CBN Governor Olayemi Cardoso

CBN Governor Olayemi Cardoso

By Chinwendu Obienyi

Interest rates on bank loans in Nigeria are expected to climb further in the first quarter (Q1) of 2026, a survey by the Central Bank of Nigeria said on Tuesday, underscoring persistent credit cost pressures even as other macroeconomic indicators show tentative signs of stabilization.

According to the Consumer Expectation Survey (CES) report for December 2025, 36 per cent of respondents observed a rise in interest rates on bank loans over the past 3 months (October, November and December).

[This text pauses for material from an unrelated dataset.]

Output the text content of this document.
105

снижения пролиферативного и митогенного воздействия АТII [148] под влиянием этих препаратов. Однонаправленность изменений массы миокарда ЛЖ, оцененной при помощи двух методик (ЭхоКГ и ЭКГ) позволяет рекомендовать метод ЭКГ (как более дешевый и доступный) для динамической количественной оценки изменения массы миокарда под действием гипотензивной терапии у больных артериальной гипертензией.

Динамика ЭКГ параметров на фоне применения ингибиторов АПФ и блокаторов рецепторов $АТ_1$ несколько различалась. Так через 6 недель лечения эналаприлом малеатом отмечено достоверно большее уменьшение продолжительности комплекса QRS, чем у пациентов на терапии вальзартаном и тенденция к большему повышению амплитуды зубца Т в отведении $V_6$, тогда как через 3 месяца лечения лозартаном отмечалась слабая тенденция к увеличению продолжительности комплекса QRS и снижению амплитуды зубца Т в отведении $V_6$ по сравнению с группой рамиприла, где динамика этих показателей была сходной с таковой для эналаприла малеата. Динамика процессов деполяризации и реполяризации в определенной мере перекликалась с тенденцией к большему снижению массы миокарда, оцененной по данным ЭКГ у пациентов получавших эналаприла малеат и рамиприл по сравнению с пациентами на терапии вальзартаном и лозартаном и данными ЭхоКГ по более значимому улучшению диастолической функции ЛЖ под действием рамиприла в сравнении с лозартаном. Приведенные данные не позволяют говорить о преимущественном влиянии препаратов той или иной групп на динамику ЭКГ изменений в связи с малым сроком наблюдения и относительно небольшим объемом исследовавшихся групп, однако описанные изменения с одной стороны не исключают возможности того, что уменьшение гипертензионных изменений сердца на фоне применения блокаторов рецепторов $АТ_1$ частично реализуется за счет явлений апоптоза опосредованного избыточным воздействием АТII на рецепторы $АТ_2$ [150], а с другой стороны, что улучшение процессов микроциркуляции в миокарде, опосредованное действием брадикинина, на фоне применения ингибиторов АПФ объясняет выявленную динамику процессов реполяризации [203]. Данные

The report noted that 30.9 per cent anticipates a rise in interest rates in the next three months (January, February and March) this year.

“Majority of respondents prefer lower interest rates, with 59 per cent indicating a desire for rates to fall in December 2025. In the same month under review, 46.1 per cent of respondents expressed a desire to lower interest rates, regardless of the potential inflationary impact”, the survey said.

Although the CBN has maintained its benchmark Monetary Policy Rate at a restrictive level to anchor inflation expectations, corporate finance officers and small business owners alike flagged the cost of credit as a principal constraint on investment and working capital.

The consumer sentiment index revealed that the average price of some selected items reached 25.9 points in December 2025, indicating that consumers perceive the prices of these items to be relatively high.

“Consumers however anticipate a slight increase in the average prices of selected items in the next six months (H1) of 2026, reflecting expectations of gradual adjustments in market conditions”, the survey said.

While the December 2025 CES survey report also pointed to cautious optimism in some areas, including expectations for a steadier naira and firming demand in select sectors,  the cost of buying was highlighted as one of the most significant operational hurdles for households.

“Buying condition index for high value products such as consumer durables, motor vehicles, and real estate, remained below the 50.0 mark across time frames, suggesting that a larger proportion of respondents feel it is not the right time to invest in these items”, the report said.

This sentiment underscores the broader impact of elevated borrowing costs and inflation on household decision-making. With disposable incomes under strain, consumers appear reluctant to commit to long-term financial obligations, particularly those that require access to bank financing.

The survey further shows that 62.4 per cent of households believe the Nigerian economy would weaken if prices were to rise faster than their current pace. This concern highlights the fragility of consumer confidence and the delicate balancing act facing monetary authorities as they seek to curb inflation without stifling growth.

Overall, the CES findings suggest that while there may be cautious optimism about currency stability and sector-specific demand, the outlook for credit conditions remains challenging.

With a significant share of consumers expecting further increases in lending rates in Q1 2026, the cost of borrowing is likely to remain a major drag on investment and consumption in the months ahead.